> Folk Music > Songs > The Maiden Hind

The Maiden Hind (Jomfru i hindeham)

[DgF 58, trad. Danish]

Jomfru i hindeham is a traditional Danish ballad. It can be found in in Povl Abrahamsen and Erik Dal’s The Heart Book: The Tradition of the Danish Ballad (1965) and translated as The Maiden Hind in Axel Olrik’s A Book of Danish Ballads (1939).

Gordon Bok sang The Maiden Hind on his 2009 album Other Eyes. He noted:

This song speaks from a time when we were much more closely connected to the other animals, who have been—and still are—our best teachers of the ways to live in this world.

Emily Portman learned The Maiden Hind from Chris Coe and sang it with The Furrow Collective in 2016 on their second album, Wild Hog. They commented in their liner notes:

Chris Coe taught Emily the Danish ballad of The Maiden Hind and it was Chris, along with Pete Coe, who composed the melody. The Danish original is entitled Jomfru i hindeham and it was translated into English by Eleanor Mary Smith Dampier in A Book of Danish Ballads (1939). F.J. Child draws a connection between the Danish song and the ballad of Leesome Brand (Child 15). Emily adapted the rhythm into 5/4 time, for which she is particularly partial! The moral could be interpreted as “listen to your mother”.

This video shows The Furrow Collective at The Borderline, London, on 3 March 2015:

Lyrics

Gordon Bok sings The Maiden Hind

The mother to her son did say,
    In the greenwood
“The little hind thou shalt not slay!”
    That bears the band of gold

“You may slay the hart and shoot the doe
But the little hind thou must let go.”

Sir Peter rode in greenwood bound
And the little hind played before his hound.

The little hind sported his feet before
And he thought on his mother’s words no more.
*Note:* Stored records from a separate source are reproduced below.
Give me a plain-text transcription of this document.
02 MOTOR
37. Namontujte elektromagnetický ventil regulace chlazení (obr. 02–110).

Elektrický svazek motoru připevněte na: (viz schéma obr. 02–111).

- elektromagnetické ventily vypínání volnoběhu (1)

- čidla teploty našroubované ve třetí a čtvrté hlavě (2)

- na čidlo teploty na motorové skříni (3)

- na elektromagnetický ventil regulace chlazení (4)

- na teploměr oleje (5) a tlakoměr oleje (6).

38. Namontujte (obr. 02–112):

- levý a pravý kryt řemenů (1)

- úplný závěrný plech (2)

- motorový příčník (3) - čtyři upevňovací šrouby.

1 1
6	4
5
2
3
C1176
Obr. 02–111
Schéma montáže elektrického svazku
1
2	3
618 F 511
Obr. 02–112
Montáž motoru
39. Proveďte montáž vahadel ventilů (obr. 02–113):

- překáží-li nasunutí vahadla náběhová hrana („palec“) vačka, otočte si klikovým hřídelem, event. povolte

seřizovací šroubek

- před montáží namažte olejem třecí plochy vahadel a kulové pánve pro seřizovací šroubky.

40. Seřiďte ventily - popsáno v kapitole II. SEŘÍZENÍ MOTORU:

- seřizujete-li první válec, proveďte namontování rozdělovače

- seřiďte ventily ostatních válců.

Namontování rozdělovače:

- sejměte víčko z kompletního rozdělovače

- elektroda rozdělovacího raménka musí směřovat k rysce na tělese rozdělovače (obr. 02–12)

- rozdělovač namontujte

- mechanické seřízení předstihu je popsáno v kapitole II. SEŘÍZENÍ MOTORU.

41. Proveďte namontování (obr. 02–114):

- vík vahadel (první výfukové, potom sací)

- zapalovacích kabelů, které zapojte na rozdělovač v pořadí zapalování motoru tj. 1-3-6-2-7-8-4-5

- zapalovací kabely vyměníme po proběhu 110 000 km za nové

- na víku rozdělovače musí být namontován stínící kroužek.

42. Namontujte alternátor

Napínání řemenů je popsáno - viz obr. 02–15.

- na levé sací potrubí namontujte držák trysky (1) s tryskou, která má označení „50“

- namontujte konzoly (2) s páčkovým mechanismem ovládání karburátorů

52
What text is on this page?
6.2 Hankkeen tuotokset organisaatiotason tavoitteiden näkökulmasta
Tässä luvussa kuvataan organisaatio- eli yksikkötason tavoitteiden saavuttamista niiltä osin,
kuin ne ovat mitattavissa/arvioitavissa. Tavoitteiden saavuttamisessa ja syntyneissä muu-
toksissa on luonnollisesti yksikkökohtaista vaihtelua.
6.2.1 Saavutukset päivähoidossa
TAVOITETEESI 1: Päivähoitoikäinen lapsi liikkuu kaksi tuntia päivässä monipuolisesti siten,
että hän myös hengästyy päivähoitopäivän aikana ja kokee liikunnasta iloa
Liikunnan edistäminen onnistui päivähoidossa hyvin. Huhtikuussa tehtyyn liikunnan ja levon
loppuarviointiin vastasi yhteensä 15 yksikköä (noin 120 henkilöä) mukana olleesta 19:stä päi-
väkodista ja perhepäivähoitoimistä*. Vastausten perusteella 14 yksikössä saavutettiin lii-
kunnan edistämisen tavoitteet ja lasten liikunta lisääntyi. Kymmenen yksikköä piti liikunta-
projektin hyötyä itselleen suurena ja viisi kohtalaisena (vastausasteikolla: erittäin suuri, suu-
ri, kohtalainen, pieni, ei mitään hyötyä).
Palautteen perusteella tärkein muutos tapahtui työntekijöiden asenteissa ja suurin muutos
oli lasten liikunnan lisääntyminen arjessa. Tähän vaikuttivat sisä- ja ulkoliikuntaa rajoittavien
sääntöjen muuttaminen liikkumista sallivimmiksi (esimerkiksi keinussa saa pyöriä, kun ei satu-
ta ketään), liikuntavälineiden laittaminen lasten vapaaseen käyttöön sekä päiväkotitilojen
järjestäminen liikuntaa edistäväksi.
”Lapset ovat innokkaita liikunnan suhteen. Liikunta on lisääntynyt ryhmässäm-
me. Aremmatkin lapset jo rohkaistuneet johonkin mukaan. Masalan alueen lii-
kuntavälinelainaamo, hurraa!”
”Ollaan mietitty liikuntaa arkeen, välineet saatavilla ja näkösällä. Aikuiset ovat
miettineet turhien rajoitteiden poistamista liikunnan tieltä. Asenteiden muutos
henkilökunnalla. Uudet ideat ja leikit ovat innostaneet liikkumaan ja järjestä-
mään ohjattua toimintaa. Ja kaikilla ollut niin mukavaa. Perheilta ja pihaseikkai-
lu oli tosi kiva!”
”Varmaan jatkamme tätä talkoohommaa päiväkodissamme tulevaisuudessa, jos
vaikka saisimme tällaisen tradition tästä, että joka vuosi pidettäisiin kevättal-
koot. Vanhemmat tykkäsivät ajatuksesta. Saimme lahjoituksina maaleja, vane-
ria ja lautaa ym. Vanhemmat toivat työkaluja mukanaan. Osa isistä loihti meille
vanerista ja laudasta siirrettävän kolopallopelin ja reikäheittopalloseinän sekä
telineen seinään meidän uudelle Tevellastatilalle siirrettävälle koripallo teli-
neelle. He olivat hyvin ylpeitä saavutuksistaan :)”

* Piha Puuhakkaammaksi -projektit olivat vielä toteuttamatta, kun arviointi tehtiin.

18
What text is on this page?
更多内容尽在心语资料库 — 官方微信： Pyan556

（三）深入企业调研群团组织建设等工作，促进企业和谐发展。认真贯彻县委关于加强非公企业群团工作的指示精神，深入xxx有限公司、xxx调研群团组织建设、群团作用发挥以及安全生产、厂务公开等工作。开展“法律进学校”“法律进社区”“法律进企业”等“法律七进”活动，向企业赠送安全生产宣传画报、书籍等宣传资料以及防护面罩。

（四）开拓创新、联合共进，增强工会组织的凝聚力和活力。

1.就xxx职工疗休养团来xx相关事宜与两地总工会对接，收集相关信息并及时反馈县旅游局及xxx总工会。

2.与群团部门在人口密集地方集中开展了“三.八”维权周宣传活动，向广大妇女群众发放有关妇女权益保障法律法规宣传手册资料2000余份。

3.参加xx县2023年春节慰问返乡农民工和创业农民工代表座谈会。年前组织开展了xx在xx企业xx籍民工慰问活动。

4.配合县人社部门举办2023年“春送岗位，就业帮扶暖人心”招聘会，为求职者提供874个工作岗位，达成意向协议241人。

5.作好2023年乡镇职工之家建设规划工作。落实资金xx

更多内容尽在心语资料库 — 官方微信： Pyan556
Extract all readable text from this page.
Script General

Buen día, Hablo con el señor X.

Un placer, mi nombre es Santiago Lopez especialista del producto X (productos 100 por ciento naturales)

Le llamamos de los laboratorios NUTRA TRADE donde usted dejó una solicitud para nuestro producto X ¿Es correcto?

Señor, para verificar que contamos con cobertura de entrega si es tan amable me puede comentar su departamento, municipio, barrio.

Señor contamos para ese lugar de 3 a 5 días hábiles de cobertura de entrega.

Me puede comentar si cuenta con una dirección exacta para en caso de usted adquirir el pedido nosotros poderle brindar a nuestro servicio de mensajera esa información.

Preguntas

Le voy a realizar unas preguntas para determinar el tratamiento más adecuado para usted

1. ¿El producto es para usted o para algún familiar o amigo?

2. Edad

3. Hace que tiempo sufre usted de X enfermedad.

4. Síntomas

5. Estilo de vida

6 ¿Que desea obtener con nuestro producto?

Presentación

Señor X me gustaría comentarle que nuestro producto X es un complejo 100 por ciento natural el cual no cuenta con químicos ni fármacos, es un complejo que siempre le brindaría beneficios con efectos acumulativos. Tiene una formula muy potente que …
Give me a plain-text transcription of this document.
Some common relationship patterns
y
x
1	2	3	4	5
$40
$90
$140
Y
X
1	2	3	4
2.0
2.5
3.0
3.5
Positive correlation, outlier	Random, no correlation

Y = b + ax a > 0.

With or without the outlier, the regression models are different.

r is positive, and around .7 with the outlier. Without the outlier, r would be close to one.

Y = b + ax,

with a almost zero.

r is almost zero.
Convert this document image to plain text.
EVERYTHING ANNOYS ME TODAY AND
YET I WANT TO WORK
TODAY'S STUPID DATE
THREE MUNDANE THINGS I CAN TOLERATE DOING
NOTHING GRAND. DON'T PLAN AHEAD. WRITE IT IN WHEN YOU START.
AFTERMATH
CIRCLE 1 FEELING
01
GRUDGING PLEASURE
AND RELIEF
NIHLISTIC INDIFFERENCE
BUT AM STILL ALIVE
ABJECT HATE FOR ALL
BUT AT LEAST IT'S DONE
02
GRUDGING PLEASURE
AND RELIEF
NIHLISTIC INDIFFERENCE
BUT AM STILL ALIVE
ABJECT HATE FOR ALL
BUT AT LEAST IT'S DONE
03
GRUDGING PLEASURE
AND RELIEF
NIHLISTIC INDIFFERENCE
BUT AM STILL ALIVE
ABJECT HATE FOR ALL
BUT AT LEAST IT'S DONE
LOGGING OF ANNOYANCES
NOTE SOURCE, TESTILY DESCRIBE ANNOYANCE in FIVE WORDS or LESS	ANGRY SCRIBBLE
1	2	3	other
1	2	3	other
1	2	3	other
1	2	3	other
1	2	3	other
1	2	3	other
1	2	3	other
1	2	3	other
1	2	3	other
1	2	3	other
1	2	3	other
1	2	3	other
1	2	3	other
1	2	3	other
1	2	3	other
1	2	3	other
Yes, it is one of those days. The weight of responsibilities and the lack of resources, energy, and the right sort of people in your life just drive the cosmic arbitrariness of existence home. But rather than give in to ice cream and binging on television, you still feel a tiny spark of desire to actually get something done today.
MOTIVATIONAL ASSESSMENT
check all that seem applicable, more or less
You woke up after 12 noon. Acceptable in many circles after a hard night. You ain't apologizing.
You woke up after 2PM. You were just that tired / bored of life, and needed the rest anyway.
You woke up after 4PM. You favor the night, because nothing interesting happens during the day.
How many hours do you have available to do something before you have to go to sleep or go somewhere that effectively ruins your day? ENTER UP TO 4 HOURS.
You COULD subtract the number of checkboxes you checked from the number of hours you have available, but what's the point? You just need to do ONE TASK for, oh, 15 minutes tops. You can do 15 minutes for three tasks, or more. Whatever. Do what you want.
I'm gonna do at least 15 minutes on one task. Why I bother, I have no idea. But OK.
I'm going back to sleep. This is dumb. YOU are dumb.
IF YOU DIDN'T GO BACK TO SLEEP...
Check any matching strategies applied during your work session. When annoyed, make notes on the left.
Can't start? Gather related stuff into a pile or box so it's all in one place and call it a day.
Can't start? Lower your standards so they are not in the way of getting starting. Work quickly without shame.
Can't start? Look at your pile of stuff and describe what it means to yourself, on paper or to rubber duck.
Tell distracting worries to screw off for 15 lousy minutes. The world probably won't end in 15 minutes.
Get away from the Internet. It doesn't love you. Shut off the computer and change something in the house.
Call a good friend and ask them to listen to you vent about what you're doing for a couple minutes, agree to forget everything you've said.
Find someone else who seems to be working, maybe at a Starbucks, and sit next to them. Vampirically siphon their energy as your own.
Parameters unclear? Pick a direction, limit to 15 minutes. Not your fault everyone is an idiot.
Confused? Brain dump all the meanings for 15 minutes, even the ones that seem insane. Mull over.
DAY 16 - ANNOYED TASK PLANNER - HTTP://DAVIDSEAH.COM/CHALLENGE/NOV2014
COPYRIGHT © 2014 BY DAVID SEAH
He spanned his crossbow with hand and knee
And he shot the hind beside a tree.

His gloves from off his hands he drew
To flay the hind without ado.

Her neck he flayed and shining there
Was his sister’s golden hair.

He has found in her bosom cold
His little sister’s rings of gold.

In her side with sore affright
He has found her hands so white.

His hunting-knife to the ground he threw
“Now has my mother’s tale come true!”

Cold on the river falleth the rime,
There’s luck for the lad who can take it in time.

Far the crane flieth up in the sky,
Lucky the lad who from trouble can fly!

The Furrow Collective sing The Maiden Hind

The mother to her son did say,
“The little hind you must not slay!”

“Hunt the deer and shoot the doe
But the little hind you must let go!”

Peter hunted the woods all around
But the little hind played before his hound.

And when it played all at his feet,
His mothers words he did forget.

He took his bow by hand and knee
And shot the hind beneath the tree.

His took his gloves from off his hands
To flay the hind where he did stand.

Her neck he flayed and there he found
His sister’s golden hair.

He saw within her breast so cold
His sister’s rings, red beaten gold.

In her side strange to his side
His sister’s hands, lily-white.

His knife upon the ground he threw,
“So has my mother’s tale come true!”

Cold on the river falls the rime,
There’s luck for the man who takes his time.

High the crane flies in the sky,
Lucky the man who from trouble can fly!